My father thought for a moment, and then said: “There are some who do. And throughout history, there were many. But no, not all.”
Yet why did my father choose to raise me among people whose views he disagreed with? I did not know the answer to this question, nor did I know how to ask it, but I knew that I could not accept my father’s view. He was only one against the many who preached differently.
It is a well-known dictum that Esau hates Jacob
, the sage Rabbi Shimon Bar Yochai said. As my rebbes explained, it was a law of nature: The non-Jew will always despise the Jew. History proved that principle correct, my rebbes would remind us. The Spanish Jews in the fifteenth century and the German Jews in the twentieth bore witness to the same thing: a Jew might think himself assimilated, but the goy will always—secretly, if he must, and openly, if he dare—despise him.
The non-Jews in our neighborhood, the
Talyayners
and
Portrikaners
, seemed to reinforce that view. They lived not among us but along the edges of our neighborhoods, and when my friends and I would pass them on the street, they would jeer. “Jews!” one of the Puerto Rican boys would always shout, laughing. If I was walking alone, one of them would approach and flick my yarmulke off my head, his buddies cheering. I’d be sitting on the stoop in front of our home, eating a Popsicle or reading a book, and if one of them passed, I’d cast him a nervous glance.
“Ya motha!” the boy would shout at me.
“Why do the goyim say that?” I asked my mother once. “
Ya motha.
What
about
my mother?”
“It’s a goyish thing,” she said, her eyes on the pot she was stirring on the kitchen stove. “Just ignore them.”
Passing the Catholic church on Sixteenth Avenue, my friends and I would cross to the other side of the street, spit in the direction of the church, and recite three times:
“Thou shalt utterly detest it, and thou shalt utterly abhor it, for it is a cursed thing.”
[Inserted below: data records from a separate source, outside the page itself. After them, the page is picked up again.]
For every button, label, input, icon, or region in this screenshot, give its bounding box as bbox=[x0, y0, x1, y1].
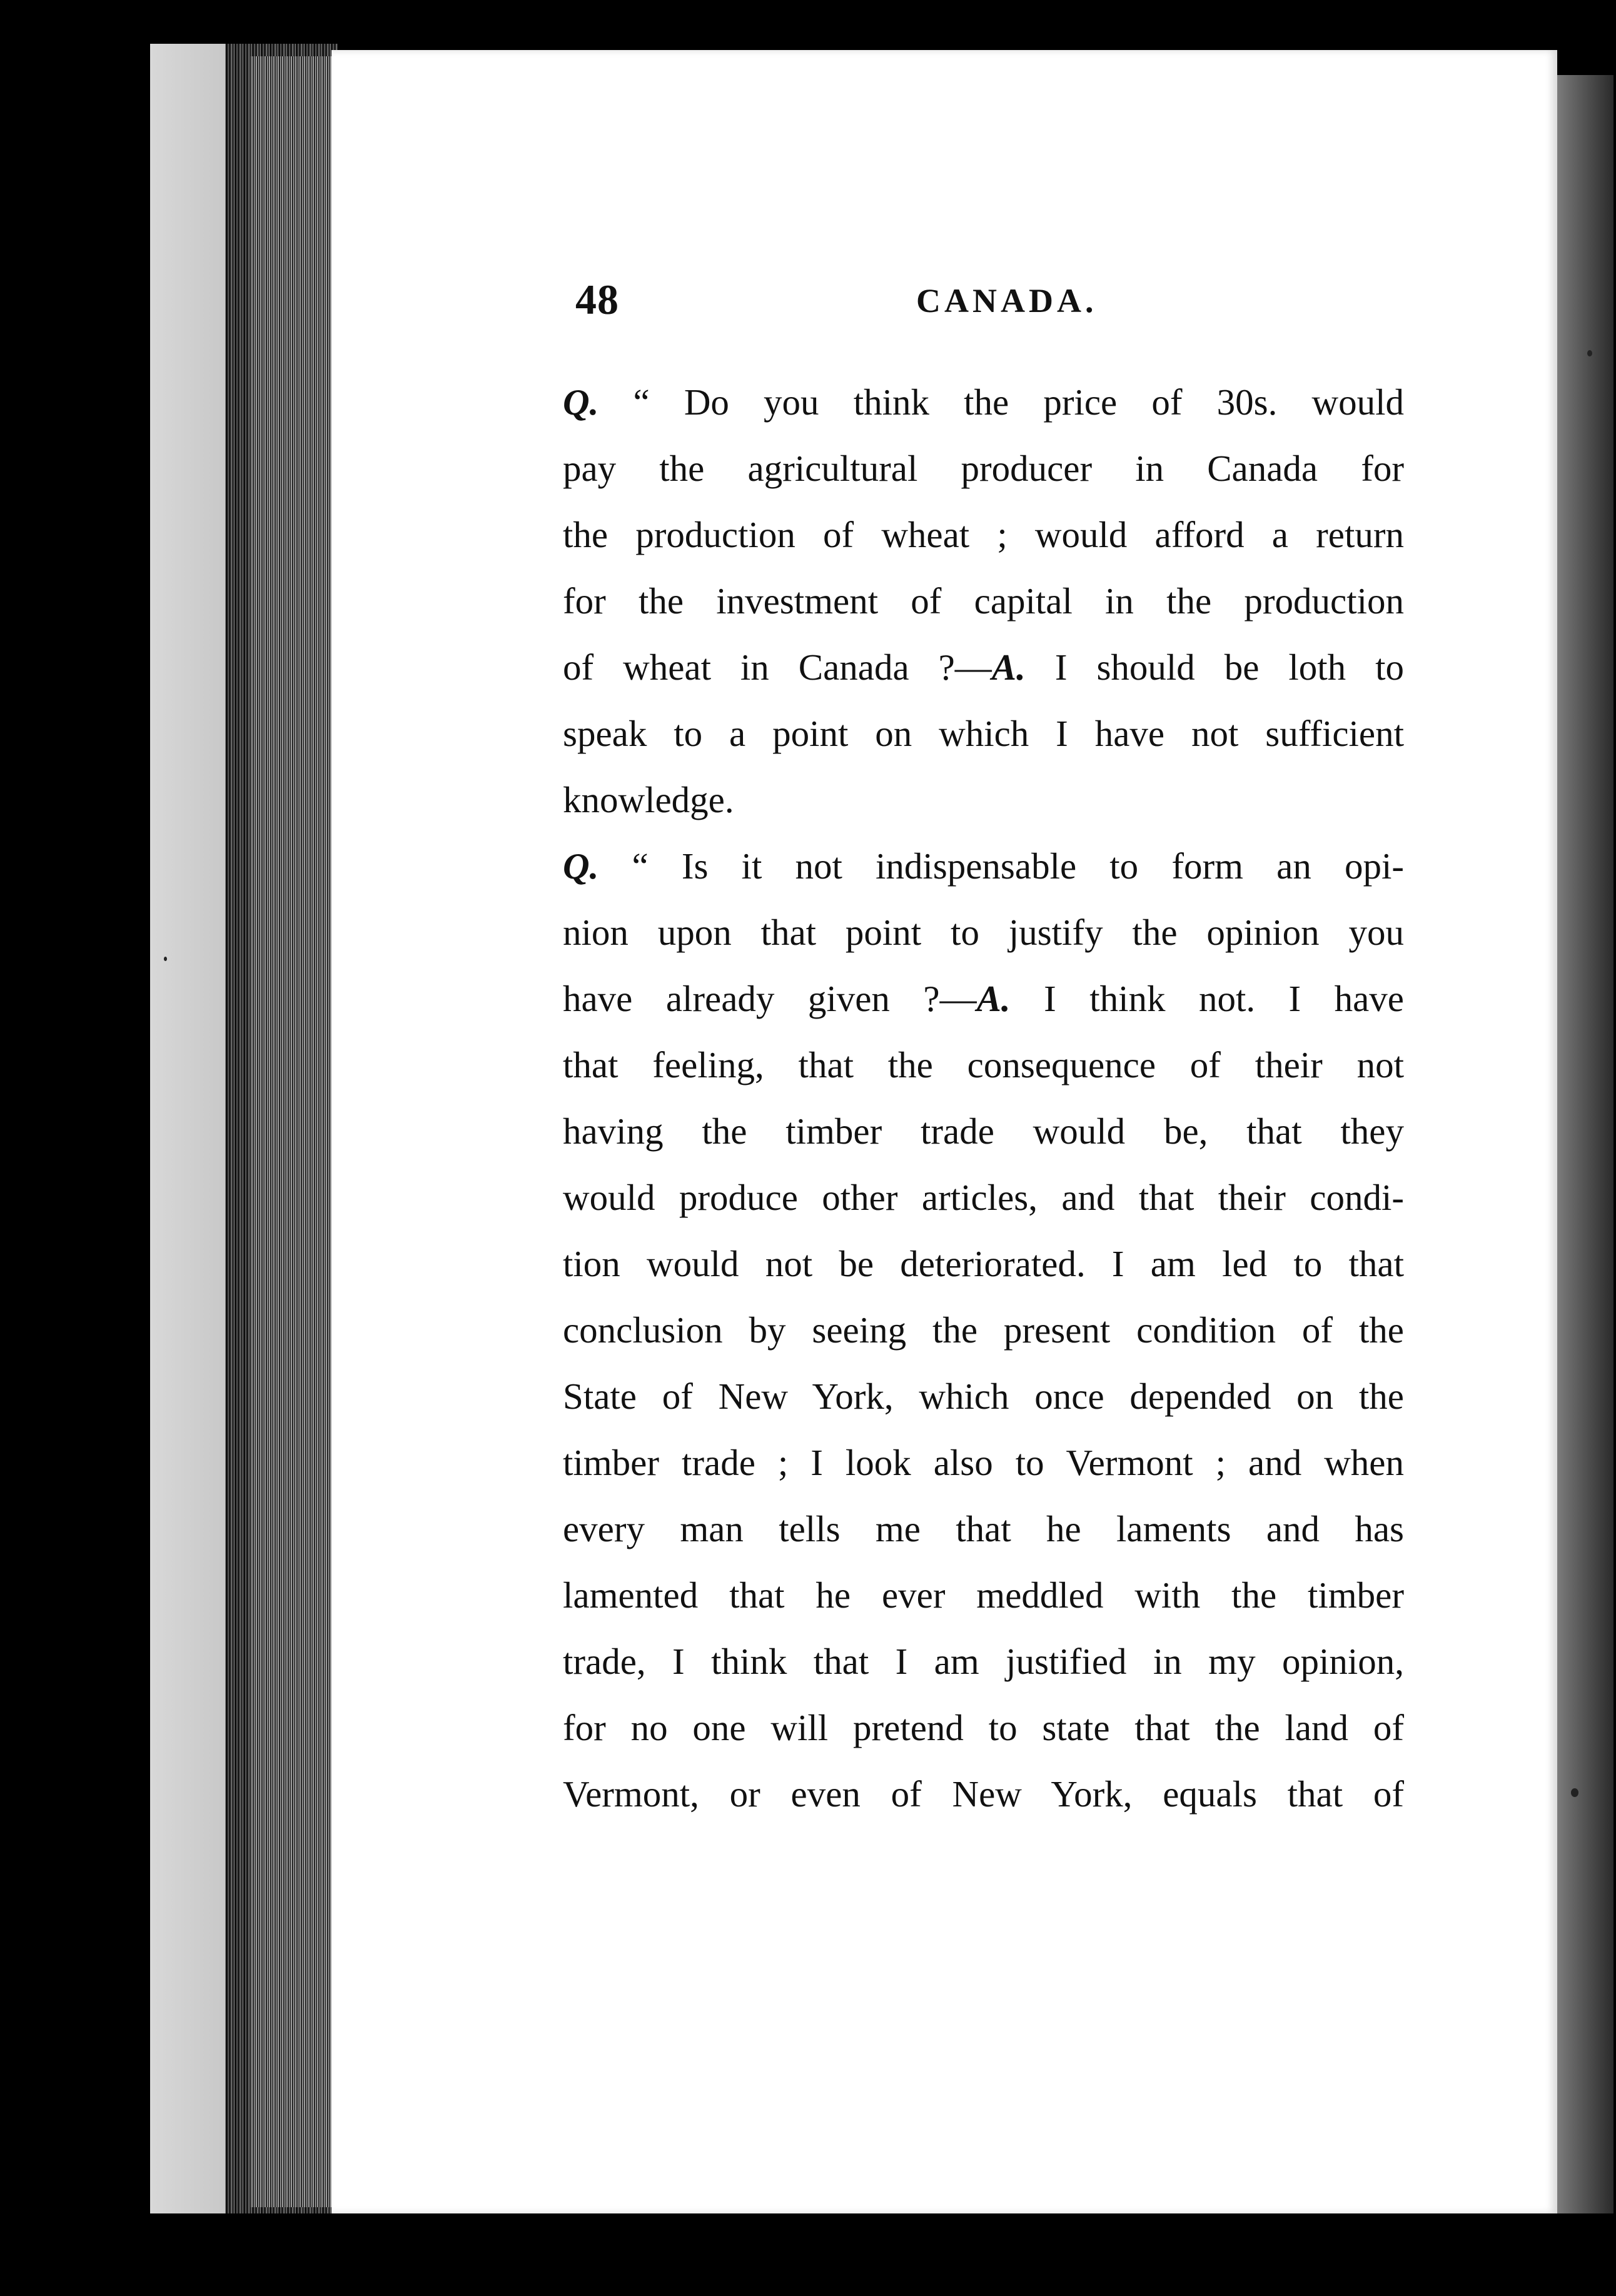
running-head: CANADA. bbox=[916, 282, 1098, 320]
paragraph-2 bbox=[563, 833, 1404, 1827]
text-line: timber trade ; I look also to Vermont ; and when bbox=[563, 1442, 1404, 1483]
text-line: for no one will pretend to state that the land of bbox=[563, 1707, 1404, 1748]
book-page-edges-inner bbox=[250, 56, 331, 2207]
text-line: tion would not be deteriorated. I am led to that bbox=[563, 1243, 1404, 1284]
text-line: pay the agricultural producer in Canada for bbox=[563, 448, 1404, 489]
text-line: conclusion by seeing the present condition of the bbox=[563, 1309, 1404, 1351]
text-line: the production of wheat ; would afford a return bbox=[563, 514, 1404, 555]
text-line: Vermont, or even of New York, equals that of bbox=[563, 1773, 1404, 1815]
text-line: that feeling, that the consequence of their not bbox=[563, 1044, 1404, 1085]
scan-speck bbox=[1571, 1788, 1578, 1797]
text-line: have already given ?—A. I think not. I have bbox=[563, 978, 1404, 1019]
paragraph-1 bbox=[563, 369, 1404, 833]
page-number: 48 bbox=[575, 276, 619, 323]
text-line: lamented that he ever meddled with the timber bbox=[563, 1574, 1404, 1616]
page-header bbox=[575, 275, 1388, 344]
scan-speck bbox=[1587, 350, 1592, 356]
text-line: knowledge. bbox=[563, 779, 734, 820]
text-line: Q. “ Is it not indispensable to form an opi- bbox=[563, 845, 1404, 887]
text-line: nion upon that point to justify the opinion you bbox=[563, 912, 1404, 953]
text-line: for the investment of capital in the production bbox=[563, 580, 1404, 622]
scan-speck bbox=[164, 957, 167, 961]
text-line: State of New York, which once depended on the bbox=[563, 1376, 1404, 1417]
book-spine-strip bbox=[150, 44, 225, 2213]
text-line: of wheat in Canada ?—A. I should be loth to bbox=[563, 647, 1404, 688]
text-line: would produce other articles, and that their condi- bbox=[563, 1177, 1404, 1218]
text-line: Q. “ Do you think the price of 30s. would bbox=[563, 381, 1404, 423]
text-line: every man tells me that he laments and has bbox=[563, 1508, 1404, 1549]
text-line: speak to a point on which I have not sufficient bbox=[563, 713, 1404, 754]
text-line: trade, I think that I am justified in my opinion, bbox=[563, 1641, 1404, 1682]
body-text bbox=[563, 369, 1404, 1827]
text-line: having the timber trade would be, that they bbox=[563, 1110, 1404, 1152]
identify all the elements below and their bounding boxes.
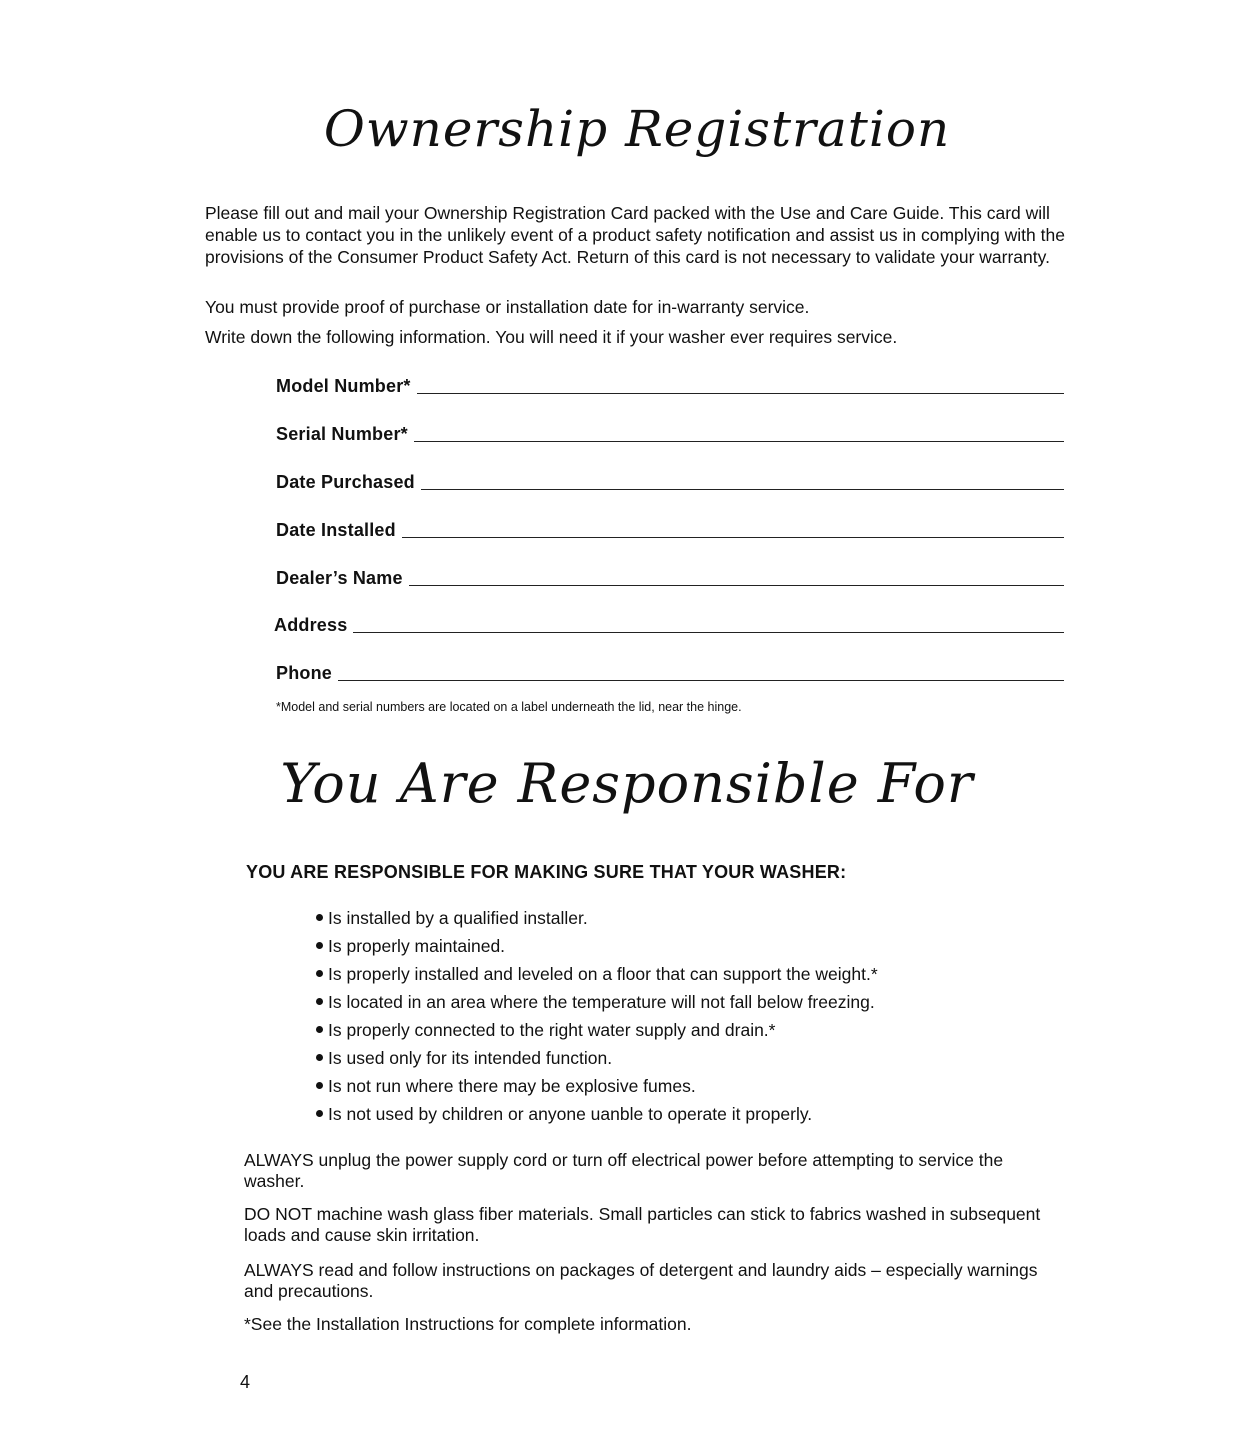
list-item-text: Is located in an area where the temperature will not fall below freezing.: [328, 992, 875, 1012]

Thou shalt not walk in the ways of other nations
, we read in the Bible. This, our rebbes explained, meant that we should not play baseball, wear Western-style clothes, or sport popular hairstyles.
On occasion, our non-Jewish neighbors surprised me. At age eleven, two friends and I, overcome with curiosity, asked an Italian boy near our school to tell us “the meaning of F.”
“The meaning of F?” the boy asked.
“Yes,” we said. “You know. The F-word. What does it mean?”
“Oh,” the boy said, a grin spreading across his face. “You don’t know?”
We didn’t. The boy maintained his grin but wouldn’t tell us. He said that it was a dirty word. And we couldn’t help but wonder: Why would that bother him? Didn’t all goyim use such words freely, issuing profanities as casually as they walked their dogs or fiddled with the undersides of their cars?
“Is the rabbi home? Can he spare something for the baby?”
The woman would stand by the door, and one of us children would run to our father’s study and say, “The lady from the corner is here.” We knew her only as that, because she seemed at all times to be sitting on the corner stoop, in front of a decrepit, graffiti-covered apartment building beneath the elevated subway line, chain-smoking and drinking something out of a paper bag. She would often come with her teenage daughter, bringing with her the stench of something we could not identify. Sometimes they would be carrying an infant, although I never knew if the baby belonged to the mother or the daughter.